The Washington Post editorial board said it was expecting “full retreat” from Obama guidance, but DeVos laid out a “deliberative approach” that “was a welcome surprise”:
[L]egitimate questions have been raised about whether there was an overreach by the Obama administration in its prescriptions that resulted in imbalances and injustices. …
In a detailed examination, the Atlantic’s Emily Yoffe argued that many remedies pushed on campuses “are unjust to men, infantilize women, and ultimately undermine the legitimacy of the fight against sexual violence.” Groups such as the American Association of University Professors and the American College of Trial Lawyers have called for changes in the standard of proof used in campus disciplinary proceedings. Professors in the law schools at Harvard University, the University of Pennsylvania and other institutions wrote an open letter about their concern over the absence of due process.

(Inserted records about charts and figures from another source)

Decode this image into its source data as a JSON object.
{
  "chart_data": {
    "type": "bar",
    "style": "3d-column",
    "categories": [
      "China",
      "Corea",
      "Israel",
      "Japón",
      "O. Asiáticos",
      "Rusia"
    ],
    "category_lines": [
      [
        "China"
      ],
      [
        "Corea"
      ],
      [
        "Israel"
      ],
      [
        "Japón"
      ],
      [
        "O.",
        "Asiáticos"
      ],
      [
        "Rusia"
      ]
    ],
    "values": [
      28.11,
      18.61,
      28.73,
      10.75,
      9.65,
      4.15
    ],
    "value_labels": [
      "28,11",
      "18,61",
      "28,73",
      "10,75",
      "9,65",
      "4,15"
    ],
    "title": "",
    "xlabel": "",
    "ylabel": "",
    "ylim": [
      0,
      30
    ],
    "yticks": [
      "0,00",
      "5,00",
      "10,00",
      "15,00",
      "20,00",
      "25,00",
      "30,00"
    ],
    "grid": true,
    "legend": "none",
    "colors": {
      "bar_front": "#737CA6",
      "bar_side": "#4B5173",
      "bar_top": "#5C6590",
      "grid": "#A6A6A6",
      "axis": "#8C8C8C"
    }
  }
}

The Boston Globe editorial board said DeVos “deserves a chance to spell out exactly what” she means by saying “one person denied due process is one too many”:
There’s no sympathy here for perpetrators of sexual assault who whine afterwards about how their lives were ruined by what amounts to their own actions. But having a tribunal of college administrators reach conclusions about what really happened late at night in a dorm room or frat house is not the best path to justice. Local law enforcement should be part of any campus policy to address sexual assault.
The editorial board seems confused about what Obama’s guidance imposed, however:
The 2011 directive, issued with the best of intentions by the Obama administration, called for college and university leaders to take action against sexual assault under Title IX, a federal law that prohibits sex discrimination. Many institutions interpreted that to mean that in order to make sure alleged victims were given a proper forum, the accused could be deprived of due process rights. Some institutions lowered the standards of evidence necessary to find a student responsible for sexual assault. Anecdotal evidence emerged to suggest that sometimes students were punished for sexual encounters that were consensual at their start.
Colleges didn’t decide to lower their evidence standards because they misunderstood the guidance: The guidance explicitly mandates the low “preponderance” (more likely than not) standard.
The Department of Education explicitly threatened at least one school that resisted lowering its standard, and another university was punished for letting an accused student introduce exculpatory evidence.
But even though some writers, pundits and outlets are still getting basic details wrong about the Obama administration guidance, it’s nice to see them cautiously coming to rethink their embrace of the ends of sexual-assault response without considering the means.